Kami tetap 100 persen berkomitmen pada rencana dan tidak mundur.
Anda tadi menyebutkan bisnis lestari dapat menjadi magnet SDM. Adakah kiat yang ingin Anda sampaikan, khususnya kepada talenta muda Indonesia?
Ada ”golden rule” yang bisa diterapkan: ”Bekerja sebaik mungkin, apa pun perannya, akan mendatangkan kejutan berupa kesempatan-kesempatan yang terbuka. Bahkan, apabila kita memperlakukan orang dengan baik saat kita bekerja sebaik-baiknya, kesempatan yang datang akan lebih banyak pada masa depan”.
Pesan lainnya ialah keputusan dalam memilih tempat tinggal sama pentingnya dengan memilih pekerjaan karena akan memberikan pengalaman hidup yang mungkin tidak akan dilupakan. Pikirkan dengan matang, di mana kamu akan tinggal dan di mana kamu akan bekerja.
Bagaimana kesan Anda terhadap talenta Indonesia?
Unilever mencatat sejumlah pemimpin dari Indonesia yang cukup luar biasa. Secara fundamental, talenta yang kami miliki membuat bisnis kami berjalan sekuat ini. Namun, kami belum melihat seorang Indonesia berada menjadi pemimpin eksekutif di tingkat global. Oleh sebab itu, saya menantikan pemimpin Indonesia menakhodai Unilever di kancah internasional.
Apakah ada strategi untuk mendistribusikan talenta SDM lintasnegara?
Pemimpin lima kelompok bisnis kami berasal dari Venezuela, Argentina, Belanda, dan Inggris. Tim kami terdiri dari orang Italia, Brasil, dan India. Hal ini menggambarkan kepercayaan kami, talenta dari negara mana pun dapat menjadi pemimpin di tataran dunia.
Kebijakan apa yang Anda harapkan diterapkan oleh Pemerintah Indonesia?
Produk-produk konsumen (consumer products) tidak membutuhkan aturan yang rumit. Saya mengharapkan pemerintah melanjutkan apa yang telah mereka lakukan, yakni menjalankan perekonomian Indonesia dengan pertumbuhan yang seimbang, berkelanjutan, dan stabil.

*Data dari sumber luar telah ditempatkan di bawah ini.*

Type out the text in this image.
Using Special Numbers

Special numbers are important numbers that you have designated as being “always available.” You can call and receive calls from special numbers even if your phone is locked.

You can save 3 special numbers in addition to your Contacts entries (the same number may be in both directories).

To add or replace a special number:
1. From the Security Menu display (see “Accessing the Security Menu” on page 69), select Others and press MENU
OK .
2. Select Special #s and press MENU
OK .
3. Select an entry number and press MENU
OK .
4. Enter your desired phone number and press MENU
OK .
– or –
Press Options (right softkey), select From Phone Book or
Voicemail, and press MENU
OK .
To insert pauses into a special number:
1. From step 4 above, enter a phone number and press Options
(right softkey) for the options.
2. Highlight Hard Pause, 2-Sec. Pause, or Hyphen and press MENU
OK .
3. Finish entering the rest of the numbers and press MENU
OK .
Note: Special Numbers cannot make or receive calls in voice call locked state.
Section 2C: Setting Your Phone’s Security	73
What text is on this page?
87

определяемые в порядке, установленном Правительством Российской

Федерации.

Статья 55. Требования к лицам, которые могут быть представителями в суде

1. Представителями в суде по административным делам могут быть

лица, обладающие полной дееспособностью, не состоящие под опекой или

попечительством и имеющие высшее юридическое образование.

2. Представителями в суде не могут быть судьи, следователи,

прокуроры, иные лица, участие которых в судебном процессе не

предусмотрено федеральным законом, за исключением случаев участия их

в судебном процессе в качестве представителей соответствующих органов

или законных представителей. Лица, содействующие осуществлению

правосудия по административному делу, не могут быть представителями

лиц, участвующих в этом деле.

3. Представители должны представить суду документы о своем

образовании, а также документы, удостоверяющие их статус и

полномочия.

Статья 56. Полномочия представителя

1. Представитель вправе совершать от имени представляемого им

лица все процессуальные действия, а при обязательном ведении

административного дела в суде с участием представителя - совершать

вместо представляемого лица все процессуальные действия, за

Selain itu, saya juga berharap Pemerintah Indonesia menemukan cara dalam menerapkan harga pada karbon. Ini menjadi penting karena kami sulit melaporkan profit yang sesungguhnya dari kinerja perusahaan kami selama karbon diperlakukan sebagai barang bebas. Padahal, karbon berdampak pada biaya yang ditanggung lingkungan. Belum ada negara yang secara tuntas menerapkan harga pada karbon. Perusahaan ”kotor” akan merefleksikan profit sebagai biaya (bagi sekitar), sedangkan perusahaan ”bersih” sebagai manfaat yang sebenarnya.